ARKADAŞLARINA DA ÖRNEK OLDU
Bencik'te okçuluk sporu ile dört yıl önce ilk tanışan isim olan 14 yaşındaki 8. Sınıf öğrencisi Emircan Haney, "Çalışmalara, antrenörümüz Ejder Sönmez ile birebir başlamak benim için büyük şans oldu. Sağlık ocağı bahçesinde 3 yıl boyunca antreman yaptık. Önce bölgesel, ardından da ulusal çaptaki müsabakalara katılıp, dereceler elde ettim. 2 Türkiye birinciliği, 2 ikincilik ve 3 de üçüncülük kazandım. Türkiye rekoru kırdım. Okçuluğa başlamadan önce ne yapacağımızı bilemezdik. Beni gören okul arkadaşlarımda bu spora merak sardı. Onlarda bizimle antremanlara başladı. Doğrusu köyde kısıtlı imkanlarla çalıştığımız için bu kadar büyük başarılarıyı aslına bakarsanız ben de beklemiyordum. Şu an takım arkadaşlarımla beraber okuldan arta kalan tüm zamanızı ok atarak geçiriyoruz" dedi.

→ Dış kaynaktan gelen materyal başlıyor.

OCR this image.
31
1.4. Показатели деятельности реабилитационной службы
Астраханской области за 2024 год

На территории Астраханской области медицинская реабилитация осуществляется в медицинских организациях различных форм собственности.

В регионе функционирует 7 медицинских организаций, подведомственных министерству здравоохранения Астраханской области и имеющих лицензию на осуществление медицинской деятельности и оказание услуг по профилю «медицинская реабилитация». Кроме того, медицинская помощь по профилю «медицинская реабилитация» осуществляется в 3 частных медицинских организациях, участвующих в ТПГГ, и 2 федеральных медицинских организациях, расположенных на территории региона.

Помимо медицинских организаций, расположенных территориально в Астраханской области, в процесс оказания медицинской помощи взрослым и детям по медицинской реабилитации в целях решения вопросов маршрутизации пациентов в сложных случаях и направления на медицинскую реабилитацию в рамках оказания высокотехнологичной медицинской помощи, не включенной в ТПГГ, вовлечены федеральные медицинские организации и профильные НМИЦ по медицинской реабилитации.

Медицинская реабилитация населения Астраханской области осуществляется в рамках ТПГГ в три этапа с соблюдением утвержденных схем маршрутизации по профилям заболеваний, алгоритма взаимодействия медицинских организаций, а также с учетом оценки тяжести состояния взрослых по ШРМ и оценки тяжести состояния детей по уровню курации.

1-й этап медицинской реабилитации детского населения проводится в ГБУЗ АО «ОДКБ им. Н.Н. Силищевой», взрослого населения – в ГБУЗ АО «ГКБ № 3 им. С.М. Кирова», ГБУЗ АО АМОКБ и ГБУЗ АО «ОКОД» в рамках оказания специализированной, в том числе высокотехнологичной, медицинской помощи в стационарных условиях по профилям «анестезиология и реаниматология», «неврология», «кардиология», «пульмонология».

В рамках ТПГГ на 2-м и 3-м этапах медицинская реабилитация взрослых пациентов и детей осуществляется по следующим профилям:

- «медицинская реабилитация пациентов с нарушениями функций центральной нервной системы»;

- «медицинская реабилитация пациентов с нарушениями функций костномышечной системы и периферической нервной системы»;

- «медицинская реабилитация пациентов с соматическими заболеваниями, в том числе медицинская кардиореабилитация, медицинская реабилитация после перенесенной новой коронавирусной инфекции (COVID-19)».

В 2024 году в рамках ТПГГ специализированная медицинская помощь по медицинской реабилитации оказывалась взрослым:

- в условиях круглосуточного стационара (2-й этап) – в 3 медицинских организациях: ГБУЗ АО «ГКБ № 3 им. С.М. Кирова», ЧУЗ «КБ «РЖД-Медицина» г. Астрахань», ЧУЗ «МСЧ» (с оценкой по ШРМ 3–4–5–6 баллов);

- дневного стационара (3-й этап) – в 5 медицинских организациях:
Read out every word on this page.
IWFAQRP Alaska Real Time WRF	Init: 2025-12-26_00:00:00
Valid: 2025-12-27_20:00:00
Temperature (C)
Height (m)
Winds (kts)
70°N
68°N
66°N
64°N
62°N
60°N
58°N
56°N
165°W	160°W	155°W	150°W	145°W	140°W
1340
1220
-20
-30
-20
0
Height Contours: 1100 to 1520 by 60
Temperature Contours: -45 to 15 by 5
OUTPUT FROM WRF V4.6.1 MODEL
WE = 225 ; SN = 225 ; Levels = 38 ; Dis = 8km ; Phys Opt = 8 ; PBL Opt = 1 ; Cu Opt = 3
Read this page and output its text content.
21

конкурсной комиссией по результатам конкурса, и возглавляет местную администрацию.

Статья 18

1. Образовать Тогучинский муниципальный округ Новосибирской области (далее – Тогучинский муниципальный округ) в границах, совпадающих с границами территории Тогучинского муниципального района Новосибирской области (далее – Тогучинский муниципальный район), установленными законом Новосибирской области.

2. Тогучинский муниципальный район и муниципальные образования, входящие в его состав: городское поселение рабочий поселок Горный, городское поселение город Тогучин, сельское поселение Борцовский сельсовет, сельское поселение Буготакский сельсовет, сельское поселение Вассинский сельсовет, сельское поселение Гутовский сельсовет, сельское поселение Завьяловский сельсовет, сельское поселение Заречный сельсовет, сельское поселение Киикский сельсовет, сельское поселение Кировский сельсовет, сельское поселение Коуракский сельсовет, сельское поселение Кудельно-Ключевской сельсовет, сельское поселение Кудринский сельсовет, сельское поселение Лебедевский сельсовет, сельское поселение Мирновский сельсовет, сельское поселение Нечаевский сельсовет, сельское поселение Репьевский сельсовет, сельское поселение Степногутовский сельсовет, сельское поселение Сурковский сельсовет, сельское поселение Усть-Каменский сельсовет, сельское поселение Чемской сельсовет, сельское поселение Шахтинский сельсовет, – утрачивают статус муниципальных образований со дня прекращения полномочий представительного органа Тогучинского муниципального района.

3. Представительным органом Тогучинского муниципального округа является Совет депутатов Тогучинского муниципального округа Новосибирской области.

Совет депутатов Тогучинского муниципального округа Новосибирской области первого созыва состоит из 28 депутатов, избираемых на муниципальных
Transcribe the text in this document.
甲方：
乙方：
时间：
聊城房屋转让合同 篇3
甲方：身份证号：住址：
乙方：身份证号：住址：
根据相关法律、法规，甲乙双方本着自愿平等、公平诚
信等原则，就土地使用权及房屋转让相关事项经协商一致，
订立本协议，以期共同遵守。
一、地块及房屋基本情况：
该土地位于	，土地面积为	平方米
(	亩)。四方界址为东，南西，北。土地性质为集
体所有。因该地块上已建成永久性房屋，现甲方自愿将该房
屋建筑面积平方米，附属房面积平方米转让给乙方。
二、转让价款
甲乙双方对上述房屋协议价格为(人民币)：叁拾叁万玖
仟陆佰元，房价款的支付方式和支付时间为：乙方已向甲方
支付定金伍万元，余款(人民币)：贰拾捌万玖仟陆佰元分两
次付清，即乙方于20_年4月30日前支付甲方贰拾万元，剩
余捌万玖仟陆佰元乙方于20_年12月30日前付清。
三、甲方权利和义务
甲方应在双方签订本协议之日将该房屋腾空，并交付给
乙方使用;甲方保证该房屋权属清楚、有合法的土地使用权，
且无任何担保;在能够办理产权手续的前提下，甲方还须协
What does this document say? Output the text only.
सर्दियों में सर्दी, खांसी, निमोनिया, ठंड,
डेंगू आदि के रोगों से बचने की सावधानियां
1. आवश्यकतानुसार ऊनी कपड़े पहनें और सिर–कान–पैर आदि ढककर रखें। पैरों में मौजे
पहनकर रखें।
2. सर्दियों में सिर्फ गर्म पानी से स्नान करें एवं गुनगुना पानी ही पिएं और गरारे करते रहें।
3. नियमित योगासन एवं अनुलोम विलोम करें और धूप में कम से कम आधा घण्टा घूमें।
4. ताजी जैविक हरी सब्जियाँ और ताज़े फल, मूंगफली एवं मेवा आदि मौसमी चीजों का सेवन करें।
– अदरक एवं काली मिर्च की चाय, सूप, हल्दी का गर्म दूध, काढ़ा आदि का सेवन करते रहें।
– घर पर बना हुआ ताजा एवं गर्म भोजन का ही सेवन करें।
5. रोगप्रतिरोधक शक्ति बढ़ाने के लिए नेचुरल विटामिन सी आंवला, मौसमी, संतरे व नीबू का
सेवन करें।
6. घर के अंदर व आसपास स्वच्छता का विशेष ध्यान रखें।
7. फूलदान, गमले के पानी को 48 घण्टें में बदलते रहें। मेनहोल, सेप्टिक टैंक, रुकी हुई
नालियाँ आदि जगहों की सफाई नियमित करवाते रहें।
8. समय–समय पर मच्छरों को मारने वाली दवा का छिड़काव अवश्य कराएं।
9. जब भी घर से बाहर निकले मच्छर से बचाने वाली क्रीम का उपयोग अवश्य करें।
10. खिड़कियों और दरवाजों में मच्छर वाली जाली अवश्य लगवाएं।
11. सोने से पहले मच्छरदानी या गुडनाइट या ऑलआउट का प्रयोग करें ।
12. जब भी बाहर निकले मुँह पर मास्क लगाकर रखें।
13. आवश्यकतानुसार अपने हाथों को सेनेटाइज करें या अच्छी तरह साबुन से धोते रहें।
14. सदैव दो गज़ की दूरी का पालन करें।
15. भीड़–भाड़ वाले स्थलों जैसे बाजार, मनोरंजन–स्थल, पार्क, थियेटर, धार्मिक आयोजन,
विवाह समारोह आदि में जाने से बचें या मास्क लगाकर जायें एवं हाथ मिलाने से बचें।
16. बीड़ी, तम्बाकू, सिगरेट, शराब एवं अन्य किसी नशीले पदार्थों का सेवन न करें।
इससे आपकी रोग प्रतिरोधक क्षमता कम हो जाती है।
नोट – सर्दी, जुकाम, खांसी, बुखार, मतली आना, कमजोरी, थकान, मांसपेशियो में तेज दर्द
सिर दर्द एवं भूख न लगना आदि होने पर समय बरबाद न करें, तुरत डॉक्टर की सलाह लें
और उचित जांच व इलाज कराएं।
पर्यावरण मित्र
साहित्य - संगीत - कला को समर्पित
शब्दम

"SPORA BAŞLAMAM OKULDAKİ BAŞARIMI DA YÜKSELTTİ"
İki yıl önce okçuluğa başlayan ve bu yıl Türkiye birinciliğini kazan 12 yaşındaki Sevda Yaka da "Okuldaki arkadaşlarımın başarısı beni de bu spora çekti. Bu yıl ilimize altın madalya kazandırdım. Bu spora başladıktan sonra derslerimdeki başarı oranımda arttı. Çünkü spor sayesinde disiplinli olmayı, daha çok çalışınca daha çok başarılı olacağımızı gördüm. Bu nedenle okçuluk sporuna devam edip, kendimi geliştirerek daha ileri düzeylere çıkarmam için ne gerekiyorsa yapacağım" diye konuştu.
ABLASINA ÖZENİP OKÇULUK SPORUNA BAŞLADI
Takıma yeni katılan 11 yaşındaki Ceyda Kömür de ablası Sena'nın katıldığı iki ulusal çaptaki yarışmadan bir gümüş ve bir bronz madalya ile döndüğünü belirtip, şunları söyledi: "Ablamın bu başarısı benim de bu spora ilgimi arttırdı. Onların çalışmalarını izlerken özeniyordum. Bir ay önce Ejder Hocam, beni de aralarına aldı. Bir ay içinde çok şey öğrendim. Çok hızlı bir şekilde kendimi geliştiriyorum. Ejder Hocam ve ablamın da bana destek oluyor. Bu nedenle bu sporu devam ettirebileceğimi düşünüyorum."
11 yaşındaki Buket Çamlı da ablasına Demet Çamlı'ya özenip, okçuluğa başladığını söyledi.
"İMKANSIZLIKLARI BAHANE ETMEDİK"
Okçuluk sporunun öğrencilere sevdirip, başarının yakalanmasını sağlayan Dr. Ejder Sönmez, bunda imkansızlık ve içinde bulundukları şartları asla bahane olarak kabul etmemelerinin ve çok çalışmalarının rolünün büyük olduğunu söyledi. Sırada kendileriyle antremanlara katılmak için bekleyen 20 öğrencinin olduğuna dikkati çeken Sönmez, "Bu yola çıktığımızda kendime ait bir yay ve 6 okumuz vardı. Bir yıl boyunca 6 çocuğumuzla bu şekilde çalıştık. Daha sonra öğrenci sayımız artınca ve Muğla Spor Kulubü'nün lisanslı sporcuları olunca imkanlarımız daha da arttı. Kaymakamlık, Belediye, Muğlüa Spor Kulübü ve okul yönetimi çocuklarımıza sahip çıkıp, bugüne kadar yaklaşık 90 bin liralık okçuluk sporu için gerekli malzemeleri temin etmemizi sağladı. Ulusal düzeyde sponsorluk temin edebilirsek iki yıl içerisinde bir çok sporcumuzu önce Milli Takım'a göndermemiz ardından da Avrupa Şampiyonası ve Olimpiyatlarda başarı sağlamamız hayal değil. Çocuklarımız, bunu başarabilecek yetenekte olduklarının kanıtladılar" diye konuştu. Sağlık Bakanlığı tarafından geçen 14 Mart Tıp Bayramı'nda "Yılın Doktoru" da seçilen Sönmez, okçuluktaki başarılarını uluslararası alana taşımak için daha çok çalışacaklarını da kaydetti.